O kız daha fazla bu evde kalamaz!

Uhud'un üstünde yeterince sorumluluk vardı bir de bu avukatı korumanın hiçbir mantığı yoktu. Ellerini sinirle saçlarından geçirdi. Neden doğru olanı yaptığı halde rahat olamıyordu? Neden vicdan azabı duyuyordu? Kalbi neden sıkıntıyla atıyordu?

Odasından çıkıp merdivenlerden "Hamza!" diye bağırdı. Hamza yanına geldiğinde ise "Fulya evden ayrılacak biraz sonra."

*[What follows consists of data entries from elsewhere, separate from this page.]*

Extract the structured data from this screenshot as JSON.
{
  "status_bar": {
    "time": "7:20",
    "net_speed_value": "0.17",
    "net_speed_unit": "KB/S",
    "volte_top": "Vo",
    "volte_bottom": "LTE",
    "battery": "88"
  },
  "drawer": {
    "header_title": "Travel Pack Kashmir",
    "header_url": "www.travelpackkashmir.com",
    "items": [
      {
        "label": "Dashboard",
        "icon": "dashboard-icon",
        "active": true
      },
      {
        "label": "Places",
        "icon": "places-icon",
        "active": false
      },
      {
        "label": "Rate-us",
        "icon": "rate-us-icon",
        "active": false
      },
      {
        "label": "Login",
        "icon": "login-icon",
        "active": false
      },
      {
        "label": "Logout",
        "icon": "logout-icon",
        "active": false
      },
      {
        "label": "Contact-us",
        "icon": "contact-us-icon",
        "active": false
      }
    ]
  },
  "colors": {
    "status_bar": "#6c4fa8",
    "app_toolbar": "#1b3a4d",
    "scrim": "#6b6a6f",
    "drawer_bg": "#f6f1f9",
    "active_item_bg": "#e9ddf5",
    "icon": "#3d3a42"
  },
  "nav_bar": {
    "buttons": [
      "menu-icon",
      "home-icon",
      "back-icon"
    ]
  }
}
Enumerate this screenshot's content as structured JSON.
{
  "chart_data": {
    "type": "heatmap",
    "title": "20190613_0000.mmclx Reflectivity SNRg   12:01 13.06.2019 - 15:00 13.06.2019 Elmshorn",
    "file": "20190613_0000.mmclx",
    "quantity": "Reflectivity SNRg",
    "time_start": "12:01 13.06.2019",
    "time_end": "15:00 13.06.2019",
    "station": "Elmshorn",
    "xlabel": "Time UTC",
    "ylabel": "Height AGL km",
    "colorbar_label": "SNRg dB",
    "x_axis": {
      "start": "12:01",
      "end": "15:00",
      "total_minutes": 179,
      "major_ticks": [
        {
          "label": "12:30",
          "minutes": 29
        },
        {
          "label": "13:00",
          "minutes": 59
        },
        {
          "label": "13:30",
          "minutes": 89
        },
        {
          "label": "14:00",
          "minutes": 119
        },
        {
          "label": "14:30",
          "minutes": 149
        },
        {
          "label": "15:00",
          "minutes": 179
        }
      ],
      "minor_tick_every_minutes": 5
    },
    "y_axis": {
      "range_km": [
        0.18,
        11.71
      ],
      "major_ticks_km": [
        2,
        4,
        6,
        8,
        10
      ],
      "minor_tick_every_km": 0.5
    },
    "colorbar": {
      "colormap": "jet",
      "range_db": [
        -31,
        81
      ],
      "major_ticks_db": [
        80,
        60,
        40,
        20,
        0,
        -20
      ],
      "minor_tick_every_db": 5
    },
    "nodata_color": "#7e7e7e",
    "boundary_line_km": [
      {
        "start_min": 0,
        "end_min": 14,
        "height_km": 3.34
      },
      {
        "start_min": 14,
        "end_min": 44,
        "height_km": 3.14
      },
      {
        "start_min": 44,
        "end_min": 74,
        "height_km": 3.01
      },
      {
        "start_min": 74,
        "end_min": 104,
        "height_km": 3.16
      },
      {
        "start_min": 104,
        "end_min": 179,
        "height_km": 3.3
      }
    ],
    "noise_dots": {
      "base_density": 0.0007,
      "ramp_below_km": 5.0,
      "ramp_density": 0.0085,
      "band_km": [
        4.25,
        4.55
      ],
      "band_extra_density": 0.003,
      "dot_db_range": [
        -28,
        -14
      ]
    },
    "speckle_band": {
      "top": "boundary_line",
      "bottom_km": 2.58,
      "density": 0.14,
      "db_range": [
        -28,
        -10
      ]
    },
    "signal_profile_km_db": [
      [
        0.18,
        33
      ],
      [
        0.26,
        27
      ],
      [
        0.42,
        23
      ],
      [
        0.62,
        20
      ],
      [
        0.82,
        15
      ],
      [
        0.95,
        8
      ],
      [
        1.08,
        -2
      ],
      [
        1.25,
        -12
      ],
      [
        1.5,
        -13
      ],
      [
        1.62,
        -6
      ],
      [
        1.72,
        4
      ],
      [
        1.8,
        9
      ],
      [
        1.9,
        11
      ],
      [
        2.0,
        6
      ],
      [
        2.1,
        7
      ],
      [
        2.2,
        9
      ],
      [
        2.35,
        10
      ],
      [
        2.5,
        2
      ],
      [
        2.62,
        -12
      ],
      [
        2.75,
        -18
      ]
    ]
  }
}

"Fulya Yenge neden evden ayrılıyor?"

Hamza'ya sert bir şekilde baktı. Yenge yenge yenge! O baş belasına neden sürekli yenge diyordu? Daha önce de demişti ama telaş anına denk geldiği için sonradan farketmişti. Artık Hamza'yı uyarması gerekiyordu. Uhud beynine ve kalbine zorla girmeye çalışan düşünceleri uzaklaştırmaya çalıştı. Fulya'yı yatağa bırakırken aldığı kokunun da biraz önce kucağına düştüğünde vücudunun tepkisi de onun zerre umrunda değildi.

"Şu kıza yenge demeyi kes! Ve peşine birini tak ama haberi olmasın. Ters bir durum olduğunda beni bilgilendirsin." diyerek talimat verdi ve odasına girdi.

Tabiki ablasının yakın arkadaşını bu şekilde gönderdiği için vicdan yapmış olabilirdi. Fakat bir gerçek Uhud'in kafasına balyozla indi. Korkmuştu!

Fulya'ya  zarar gelecek diye aptal bir korkuya kapılmıştı. Zaaflardan nefret ediyordu ve Fulya onun aklını karıştırıyordu. Daha fazla etrafında olmasını istemiyordu.

Fulya o narin bedeniyle kendisine sarıldığında kalbindeki o sıcaklık Uhud'u korkutmuştu. Fulya'nın okyanuslara benzer kokusu onu huzura davet etse de Uhud huzur aramıyordu. Onun tek amacı katilleri bulup cezalarını vermekti ve bu amaç doğrultusunda aklı karşsın istemiyordu. Eğer o adi adamı öldürmeseydi asıl patronun kim olduğunu öğrenebilirdi. Hepsi o avukat yüzünden olmuştu!
En iyisi Fulya'yı göndermekti. Belgeleri tek başına da arayıp bulabilirdi. Nasılsa anahtar kendisindeydi.

Fulya'nın ellerini çözerken eğildiğinde adamın parmaklarının arasında kolyeyi görmüş ve almayı ihmal etmemişti. Kolye onda daha güvenli olacaktı. Fulya'dan da kurtulduğuna göre artık o belgeleri aramaya başlayabilirdi. Bir yerden de siyah dobloyu araştırıyordu. Bu adamlar her yerdeyken onları nasıl bulamıyordu? Elinde bir dolu bilgi varken adamların kim olduğunu bilmemek onu fazlasıyla geriyordu.

Tabi birde Cevat Gürsoy'muz var!

Çalan telefonuyla elini cebine attı.

"Evet?"

"Uhud soruşturmada önemli bir gelişme var. Bu sabah saat 10.00 civarında katil olduğunu idda eden bir adam karakola teslim olmuş."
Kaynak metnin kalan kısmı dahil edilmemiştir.